“I wonder,” she mused after a time, “why this desire should have entered my heart. Why Grand Opera? I have done Light Opera. I sang. I danced. They applauded. They said I was marvelous. Perhaps I was.” Her head fell a little forward.
“Ambition!” Her face was lifted to the ceiling. “It is ambition that drives us on. When I was a child I danced in the country lanes. Then I must go higher, I must dance in a village; in a small city; in a large city; in Paris. That so beautiful Paris! And now it must be Grand Opera; something drives me on.”
She prodded the fire and, for the last time that night, it flamed high.

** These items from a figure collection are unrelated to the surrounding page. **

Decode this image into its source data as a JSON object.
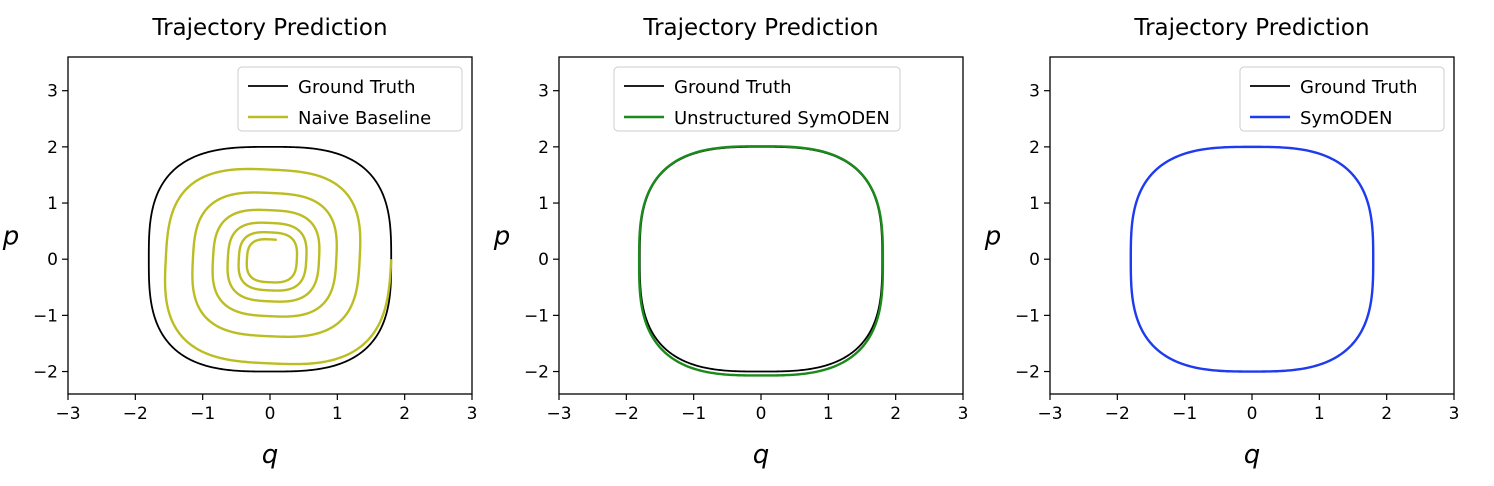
{
  "figure": {
    "panel_names": [
      "naive-baseline",
      "unstructured-symoden",
      "symoden"
    ]
  },
  "chart_data": [
    {
      "type": "line",
      "title": "Trajectory Prediction",
      "xlabel": "q",
      "ylabel": "p",
      "xlim": [
        -3,
        3
      ],
      "ylim": [
        -2.4,
        3.6
      ],
      "xticks": [
        -3,
        -2,
        -1,
        0,
        1,
        2,
        3
      ],
      "yticks": [
        -2,
        -1,
        0,
        1,
        2,
        3
      ],
      "xtick_labels": [
        "−3",
        "−2",
        "−1",
        "0",
        "1",
        "2",
        "3"
      ],
      "ytick_labels": [
        "−2",
        "−1",
        "0",
        "1",
        "2",
        "3"
      ],
      "grid": false,
      "legend": "top-right",
      "series": [
        {
          "name": "Ground Truth",
          "color": "#000000",
          "line_width": 1.8,
          "q_amplitude": 1.8,
          "p_amplitude": 2.0,
          "turns": 1,
          "decay": 0.0,
          "p_offset": 0.0
        },
        {
          "name": "Naive Baseline",
          "color": "#bcbd22",
          "line_width": 2.4,
          "q_amplitude": 1.8,
          "p_amplitude": 2.0,
          "turns": 5.8,
          "decay": 0.048,
          "p_offset": 0.0
        }
      ]
    },
    {
      "type": "line",
      "title": "Trajectory Prediction",
      "xlabel": "q",
      "ylabel": "p",
      "xlim": [
        -3,
        3
      ],
      "ylim": [
        -2.4,
        3.6
      ],
      "xticks": [
        -3,
        -2,
        -1,
        0,
        1,
        2,
        3
      ],
      "yticks": [
        -2,
        -1,
        0,
        1,
        2,
        3
      ],
      "xtick_labels": [
        "−3",
        "−2",
        "−1",
        "0",
        "1",
        "2",
        "3"
      ],
      "ytick_labels": [
        "−2",
        "−1",
        "0",
        "1",
        "2",
        "3"
      ],
      "grid": false,
      "legend": "top-left",
      "series": [
        {
          "name": "Ground Truth",
          "color": "#000000",
          "line_width": 1.8,
          "q_amplitude": 1.8,
          "p_amplitude": 2.0,
          "turns": 1,
          "decay": 0.0,
          "p_offset": 0.0
        },
        {
          "name": "Unstructured SymODEN",
          "color": "#1a8a1a",
          "line_width": 2.4,
          "q_amplitude": 1.81,
          "p_amplitude": 2.04,
          "turns": 1,
          "decay": 0.0,
          "p_offset": -0.03
        }
      ]
    },
    {
      "type": "line",
      "title": "Trajectory Prediction",
      "xlabel": "q",
      "ylabel": "p",
      "xlim": [
        -3,
        3
      ],
      "ylim": [
        -2.4,
        3.6
      ],
      "xticks": [
        -3,
        -2,
        -1,
        0,
        1,
        2,
        3
      ],
      "yticks": [
        -2,
        -1,
        0,
        1,
        2,
        3
      ],
      "xtick_labels": [
        "−3",
        "−2",
        "−1",
        "0",
        "1",
        "2",
        "3"
      ],
      "ytick_labels": [
        "−2",
        "−1",
        "0",
        "1",
        "2",
        "3"
      ],
      "grid": false,
      "legend": "top-right",
      "series": [
        {
          "name": "Ground Truth",
          "color": "#000000",
          "line_width": 1.8,
          "q_amplitude": 1.8,
          "p_amplitude": 2.0,
          "turns": 1,
          "decay": 0.0,
          "p_offset": 0.0
        },
        {
          "name": "SymODEN",
          "color": "#1f3bf0",
          "line_width": 2.4,
          "q_amplitude": 1.8,
          "p_amplitude": 2.0,
          "turns": 1,
          "decay": 0.0,
          "p_offset": 0.0
        }
      ]
    }
  ]
}
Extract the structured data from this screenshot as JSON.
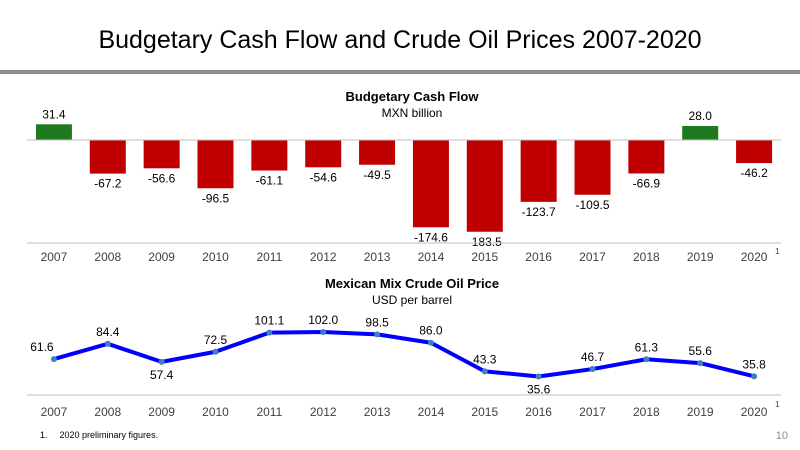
{
  "header": {
    "title": "Budgetary Cash Flow and Crude Oil Prices 2007-2020"
  },
  "colors": {
    "positive": "#1f7a1f",
    "negative": "#c00000",
    "line": "#0000ff",
    "marker": "#3f7fbf",
    "axis": "#bfbfbf",
    "rule": "#8c8c8c"
  },
  "chart_data": [
    {
      "type": "bar",
      "title": "Budgetary Cash Flow",
      "subtitle": "MXN billion",
      "categories": [
        "2007",
        "2008",
        "2009",
        "2010",
        "2011",
        "2012",
        "2013",
        "2014",
        "2015",
        "2016",
        "2017",
        "2018",
        "2019",
        "2020"
      ],
      "category_note": {
        "category": "2020",
        "marker": "1"
      },
      "values": [
        31.4,
        -67.2,
        -56.6,
        -96.5,
        -61.1,
        -54.6,
        -49.5,
        -174.6,
        -183.5,
        -123.7,
        -109.5,
        -66.9,
        28.0,
        -46.2
      ],
      "value_labels": [
        "31.4",
        "-67.2",
        "-56.6",
        "-96.5",
        "-61.1",
        "-54.6",
        "-49.5",
        "-174.6",
        "-183.5",
        "-123.7",
        "-109.5",
        "-66.9",
        "28.0",
        "-46.2"
      ],
      "grid": false
    },
    {
      "type": "line",
      "title": "Mexican Mix Crude Oil Price",
      "subtitle": "USD per barrel",
      "categories": [
        "2007",
        "2008",
        "2009",
        "2010",
        "2011",
        "2012",
        "2013",
        "2014",
        "2015",
        "2016",
        "2017",
        "2018",
        "2019",
        "2020"
      ],
      "category_note": {
        "category": "2020",
        "marker": "1"
      },
      "values": [
        61.6,
        84.4,
        57.4,
        72.5,
        101.1,
        102.0,
        98.5,
        86.0,
        43.3,
        35.6,
        46.7,
        61.3,
        55.6,
        35.8
      ],
      "value_labels": [
        "61.6",
        "84.4",
        "57.4",
        "72.5",
        "101.1",
        "102.0",
        "98.5",
        "86.0",
        "43.3",
        "35.6",
        "46.7",
        "61.3",
        "55.6",
        "35.8"
      ],
      "grid": false
    }
  ],
  "footnote": {
    "number": "1.",
    "text": "2020 preliminary figures."
  },
  "page_number": "10"
}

Springing to her feet she cast off her satin robe to go racing across the floor in the dance of the juggler. Low and clear, her voice rose in a French song of great enchantment. For a time her delicate, elf-like form went weaving in and out among the shadows cast by the fire. Then, all of a sudden, she danced into her chamber. The show, given only for spirits and fairies, was at an end.
“To-morrow,” she whispered low, as her eyes closed for sleep, “to-morrow there is no opera. I shall not see Marjory Dean, nor Rosemary, nor those dark-faced ones who dog my steps. To-morrow? Whom shall I see? What strange new acquaintance shall I make; what adventures come to me?”
CHAPTER XII
THE LOST CAMEO
In spite of the fact that the Opera House was dark on the following night, adventure came to Petite Jeanne, adventure and excitement a-plenty. It came like the sudden rush of an ocean’s wave. One moment she and Florence were strolling in a leisurely manner down the center of State Street; the next they were surrounded, completely engulfed and carried whither they knew not by a vast, restless, roaring, surging sea of humanity.

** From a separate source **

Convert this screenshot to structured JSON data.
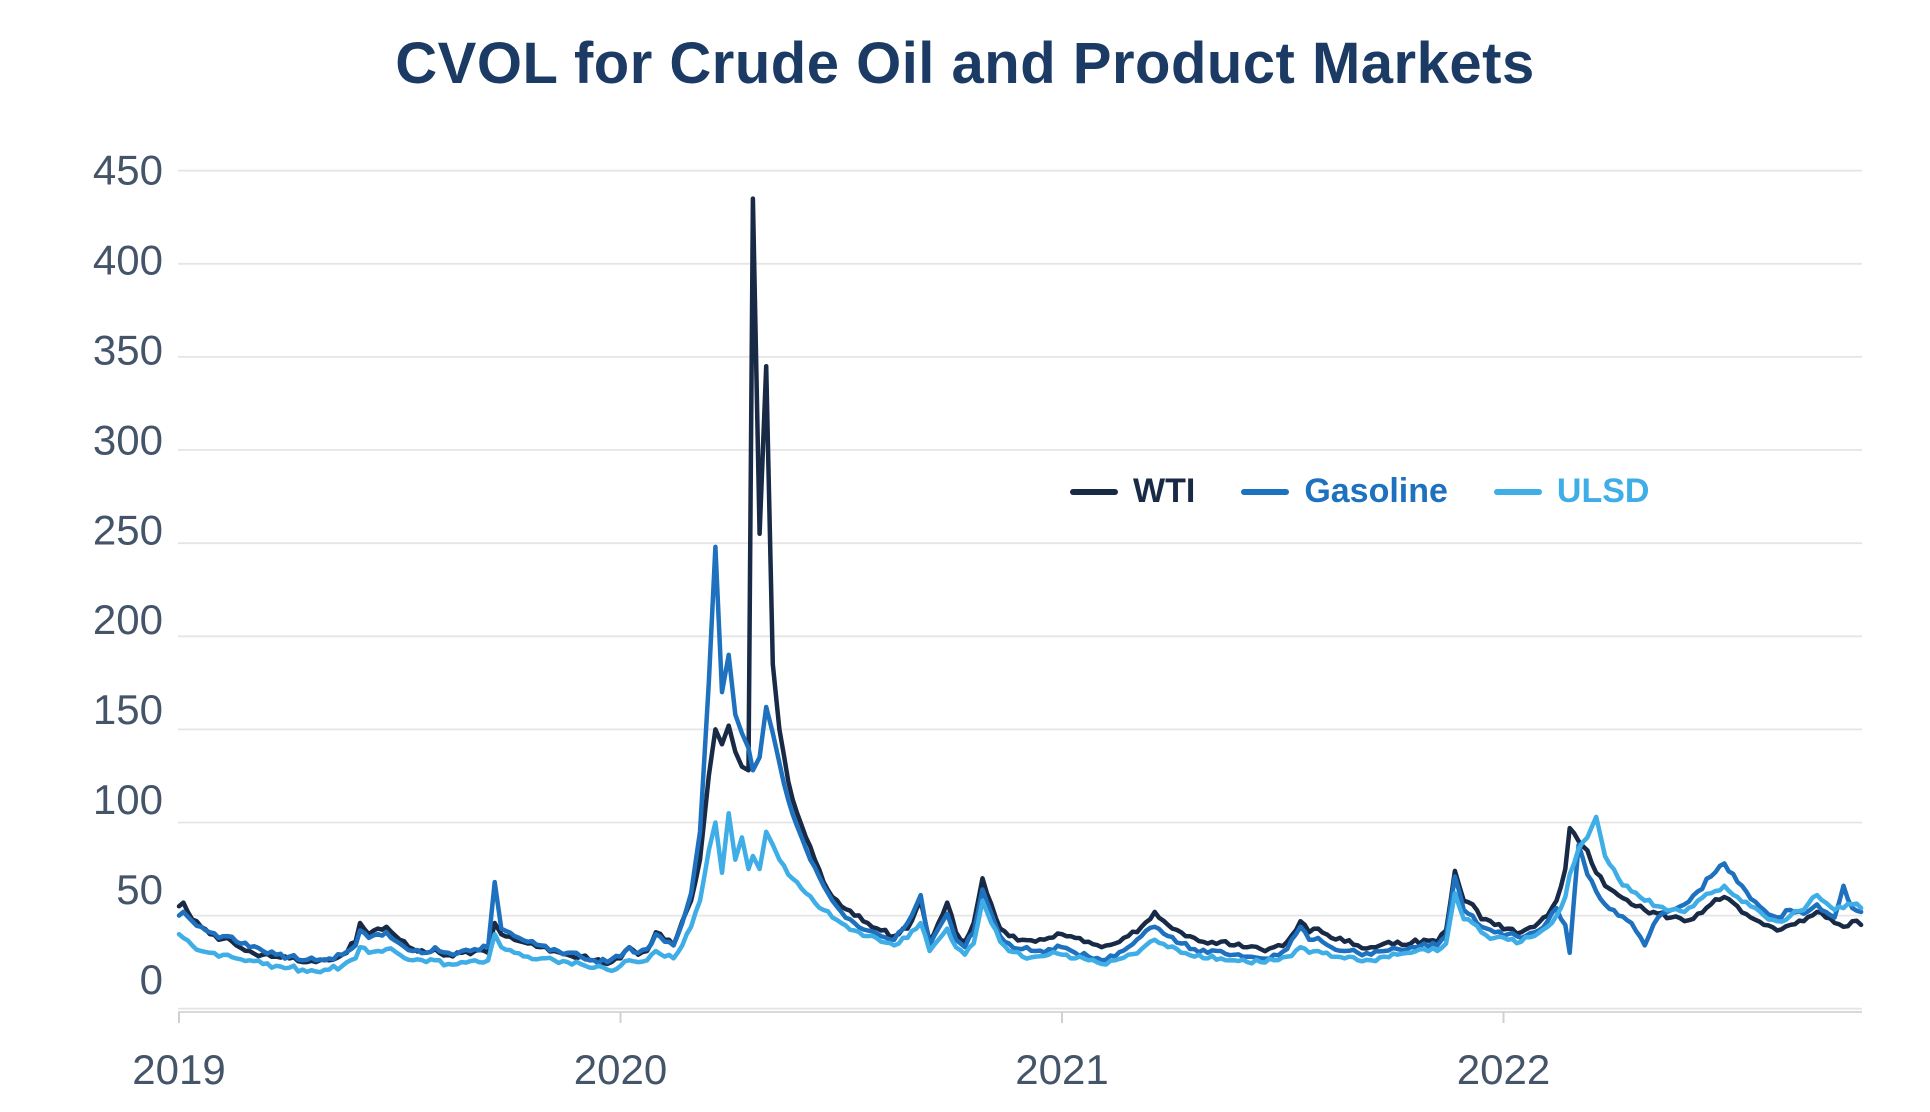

For many days they had read accounts of a great autumn festival that was to occur on this night. Having never witnessed such a fete, save in her native land, Petite Jeanne had been eager to attend. So here they were. And here, too, was an unbelievable multitude.
Petite Jeanne cast a startled look at her companion.
Florence, big capable Florence, smiled as she bent over to speak in the little French girl’s ear.